Auch die Arbeitsgemeinschaft der Wissenschaftlichen Medizinischen Fachgesellschaften (AWMF) hat eine Stellungnahme zum Thema veröffentlicht, die von 27 Fachgesellschaften unterzeichnet wurde, darunter die Deutsche Gesellschaft für Krankenhaushygiene, die Deutsche Gesellschaft für Kinder- und Jugendmedizin und die Deutsche Gesellschaft für Epidemiologie.

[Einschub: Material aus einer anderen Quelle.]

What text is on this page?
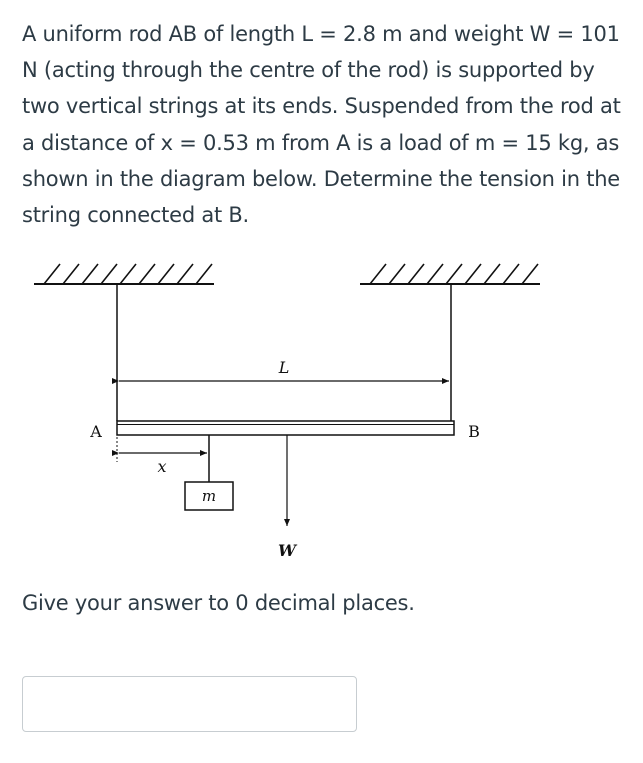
A uniform rod AB of length L = 2.8 m and weight W = 101 N (acting through the centre of the rod) is supported by two vertical strings at its ends. Suspended from the rod at a distance of x = 0.53 m from A is a load of m = 15 kg, as shown in the diagram below. Determine the tension in the string connected at B.

L
A	B
x
m
W

Give your answer to 0 decimal places.
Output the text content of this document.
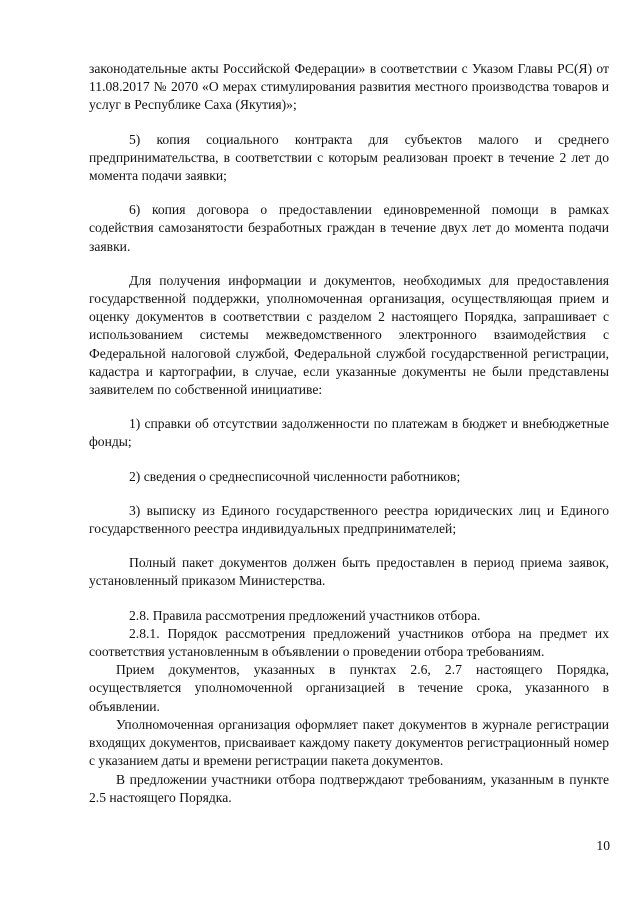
законодательные акты Российской Федерации» в соответствии с Указом Главы РС(Я) от 11.08.2017 № 2070 «О мерах стимулирования развития местного производства товаров и услуг в Республике Саха (Якутия)»;

5) копия социального контракта для субъектов малого и среднего предпринимательства, в соответствии с которым реализован проект в течение 2 лет до момента подачи заявки;

6) копия договора о предоставлении единовременной помощи в рамках содействия самозанятости безработных граждан в течение двух лет до момента подачи заявки.

Для получения информации и документов, необходимых для предоставления государственной поддержки, уполномоченная организация, осуществляющая прием и оценку документов в соответствии с разделом 2 настоящего Порядка, запрашивает с использованием системы межведомственного электронного взаимодействия с Федеральной налоговой службой, Федеральной службой государственной регистрации, кадастра и картографии, в случае, если указанные документы не были представлены заявителем по собственной инициативе:

1) справки об отсутствии задолженности по платежам в бюджет и внебюджетные фонды;

2) сведения о среднесписочной численности работников;

3) выписку из Единого государственного реестра юридических лиц и Единого государственного реестра индивидуальных предпринимателей;

Полный пакет документов должен быть предоставлен в период приема заявок, установленный приказом Министерства.

2.8. Правила рассмотрения предложений участников отбора.

2.8.1. Порядок рассмотрения предложений участников отбора на предмет их соответствия установленным в объявлении о проведении отбора требованиям.

Прием документов, указанных в пунктах 2.6, 2.7 настоящего Порядка, осуществляется уполномоченной организацией в течение срока, указанного в объявлении.

Уполномоченная организация оформляет пакет документов в журнале регистрации входящих документов, присваивает каждому пакету документов регистрационный номер с указанием даты и времени регистрации пакета документов.

В предложении участники отбора подтверждают требованиям, указанным в пункте 2.5 настоящего Порядка.

10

Die Fachgesellschaften und die AWMF sprechen der STIKO darin „ihr ausdrückliches Vertrauen aus”. Indirekt wird in der Veröffentlichung davor gewarnt, die Impfkommission von außen beeinflussen zu wollen. Die STIKO-Mitglieder müssten „weiter unabhängig und objektiv agieren können,” heißt es darin. Im Hinblick auf die Impfstrategie für Kinder und Jugendliche ab zwölf Jahren sei die STIKO zudem als „der Wissenschaft und Evidenz verpflichtetes Expertengremium dringend notwendig”.
Es ist äußerst ungewöhnlich, dass Empfehlungen der Ständigen Impfkommission durch die Politik übergangen werden. Spahn allerdings setzt sich nun schon zum wiederholten Mal über das Expertengremium hinweg und muss sich den Vorwurf politischen Kalküls gefallen lassen.